Friday, 27 July 2012

It's about sport, not exploitation, Or: Citizen Barnet's opening ceremony

Are you excited? I am. It would be hard to feel otherwise with the increasing signs around us of the expensive, ludicrous but ultimately, we hope, thrilling spectacle that commences officially tonight.

More and more of it makes sense now. The hideous bubble-gum pink colour they chose for the logo: unmissable - at least, when written on in six inch-high letters - all over the Underground.

When will you see again such an eclectic mix of destinations signposted?

The London mayor Boris Johnson's less than reassuring voice booming at us on public transport: at London Bridge, at Edgware bus station, and now on the buses themselves. Where else on earth could the citizens rudely and defiantly snub the elected head of the capital city using the hashtag #fuckoffboris? And let's not forget the bells, the bells!

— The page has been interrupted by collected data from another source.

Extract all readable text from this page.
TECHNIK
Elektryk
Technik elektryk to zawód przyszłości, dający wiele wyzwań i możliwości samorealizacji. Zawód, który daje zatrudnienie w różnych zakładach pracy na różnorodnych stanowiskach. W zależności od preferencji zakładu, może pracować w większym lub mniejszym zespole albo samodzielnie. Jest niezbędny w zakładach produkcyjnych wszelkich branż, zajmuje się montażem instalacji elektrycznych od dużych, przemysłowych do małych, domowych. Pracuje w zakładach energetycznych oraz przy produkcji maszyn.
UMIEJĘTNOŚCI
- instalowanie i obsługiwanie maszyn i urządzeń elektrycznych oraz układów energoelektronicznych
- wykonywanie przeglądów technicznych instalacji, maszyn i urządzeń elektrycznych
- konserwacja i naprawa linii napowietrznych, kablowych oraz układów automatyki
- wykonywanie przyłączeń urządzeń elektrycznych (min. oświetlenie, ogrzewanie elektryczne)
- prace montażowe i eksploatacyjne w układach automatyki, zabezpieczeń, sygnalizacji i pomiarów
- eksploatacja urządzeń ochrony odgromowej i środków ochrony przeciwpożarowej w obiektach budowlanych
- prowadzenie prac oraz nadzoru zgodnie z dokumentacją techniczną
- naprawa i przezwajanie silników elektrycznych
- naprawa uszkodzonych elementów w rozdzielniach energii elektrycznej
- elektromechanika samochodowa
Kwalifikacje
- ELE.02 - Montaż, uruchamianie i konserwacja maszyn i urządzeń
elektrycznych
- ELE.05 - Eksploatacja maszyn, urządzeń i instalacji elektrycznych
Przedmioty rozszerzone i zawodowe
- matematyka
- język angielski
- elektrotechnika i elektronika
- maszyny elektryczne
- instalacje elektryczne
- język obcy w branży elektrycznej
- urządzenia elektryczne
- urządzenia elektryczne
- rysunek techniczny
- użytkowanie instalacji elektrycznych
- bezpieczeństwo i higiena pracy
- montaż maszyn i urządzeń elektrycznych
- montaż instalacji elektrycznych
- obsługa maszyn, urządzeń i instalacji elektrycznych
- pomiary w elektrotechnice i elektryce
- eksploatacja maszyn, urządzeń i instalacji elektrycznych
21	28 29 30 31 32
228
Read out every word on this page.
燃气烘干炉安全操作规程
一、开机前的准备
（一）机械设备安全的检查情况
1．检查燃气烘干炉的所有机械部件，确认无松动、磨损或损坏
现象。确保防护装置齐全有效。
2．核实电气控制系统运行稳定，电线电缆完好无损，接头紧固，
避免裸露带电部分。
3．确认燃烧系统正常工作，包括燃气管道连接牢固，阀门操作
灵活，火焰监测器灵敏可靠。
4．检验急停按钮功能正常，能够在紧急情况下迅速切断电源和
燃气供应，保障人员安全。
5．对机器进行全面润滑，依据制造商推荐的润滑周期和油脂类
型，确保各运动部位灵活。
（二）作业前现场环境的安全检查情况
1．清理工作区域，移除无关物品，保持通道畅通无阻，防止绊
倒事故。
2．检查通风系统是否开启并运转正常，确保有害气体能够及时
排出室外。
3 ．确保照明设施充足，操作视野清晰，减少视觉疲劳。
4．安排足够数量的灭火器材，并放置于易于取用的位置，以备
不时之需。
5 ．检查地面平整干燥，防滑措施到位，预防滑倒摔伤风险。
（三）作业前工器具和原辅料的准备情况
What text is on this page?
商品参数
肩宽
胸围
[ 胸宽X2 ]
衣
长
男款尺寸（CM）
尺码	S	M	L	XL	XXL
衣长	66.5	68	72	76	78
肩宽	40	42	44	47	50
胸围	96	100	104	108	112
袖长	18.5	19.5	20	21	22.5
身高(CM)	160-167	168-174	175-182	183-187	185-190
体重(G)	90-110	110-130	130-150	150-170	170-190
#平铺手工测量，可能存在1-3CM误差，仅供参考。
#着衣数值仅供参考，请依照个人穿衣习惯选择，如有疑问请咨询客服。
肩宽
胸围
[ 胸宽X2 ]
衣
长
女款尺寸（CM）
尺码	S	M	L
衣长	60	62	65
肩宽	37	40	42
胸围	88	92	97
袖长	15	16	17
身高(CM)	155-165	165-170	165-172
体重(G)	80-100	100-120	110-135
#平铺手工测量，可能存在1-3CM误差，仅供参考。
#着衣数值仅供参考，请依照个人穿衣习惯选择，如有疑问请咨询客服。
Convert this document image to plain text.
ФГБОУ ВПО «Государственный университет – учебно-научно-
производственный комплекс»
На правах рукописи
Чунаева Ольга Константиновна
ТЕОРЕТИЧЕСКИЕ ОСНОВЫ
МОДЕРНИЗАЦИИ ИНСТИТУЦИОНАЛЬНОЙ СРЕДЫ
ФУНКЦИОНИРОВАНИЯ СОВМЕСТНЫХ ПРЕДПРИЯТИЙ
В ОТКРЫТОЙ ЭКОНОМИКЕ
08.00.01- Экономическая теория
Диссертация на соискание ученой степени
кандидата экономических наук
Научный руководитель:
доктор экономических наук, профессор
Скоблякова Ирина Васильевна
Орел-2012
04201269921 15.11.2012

Of course, the excitement has reached to almost every town in the nation, not least to our own suburb. Here in Barnet, the anti-cuts and anti-privatisation Barnet Alliance performed a sort of hommage in the shape of the very successful 'Our Barnet, not One Barnet' torch relay and community parade on Saturday 21 July. The Olympic Torch Relay (capitalised, of course) got an enthusiastic welcome in the borough on Wednesday.

I visit the King's Cross area a lot, and have watched the building work that contributes to the Olympics preparations. The sponsors' branding recently plastered all around St Pancras is even more obtrusive and cynical than one feared it might be.

Advertising from McDonald's at St Pancras

It is already taking longer to get around on London transport than usual, even before the Games has commenced. 

Crowds waiting to get onto HS1 which goes through Stratford

London's bus workers accepted the £577 bonus they won through strike action for the extra hassle they will have in the next month. It puts them on a par with Tube workers. But what about the cleaners and security staff, whose work is also essential to delivering participants and spectators to the Games? Their jobs have all been outsourced to companies who try to stop their workers organising for a decent wage at any time.

Today RMT-organised cleaners and security staff on London Underground and the DLR go on strike for 48 hours for the London living wage of £8.30 per hour and an Olympics bonus.

I have been dismayed by the still dirty state of the streets and pavements in central London. Could we not wash them just once for this special occasion? Do we want London to be the Dirty Games? I fear that, unlike for bus and train drivers, the authorities will put up with the cleaners downing tools - one bit more dirt won't hurt. Please support the RMT action today.

A reminder of back in the day, when London Underground cleaning was done in-house - with added King's Cross grime

Of course, the Olympics should be about sport, not exploitation.

While the UK taxpayer picks up the tab for hosting the Games - £9bn and rising - the sportswear manfacturers will be laughing all the way to the bank as their brands are boosted every time one of their sponsored athletes runs faster, jumps higher, or lifts a heavier weight. Every one of those companies' garments is made in a factory where workers struggle to earn a decent wage and must campaign for every improvement in their working conditions, in repressive countries such as China, Sri Lanka and the Philippines.

Enjoy the opening ceremony and the Games but please take the time in the next few hours to sign the Playfair 2012 appeal to the International Olympics Committee to uphold workers' human rights in future Games - children were found making London 2012 pin badges in China. The Olympics is about sport, not exploitation - or it should be.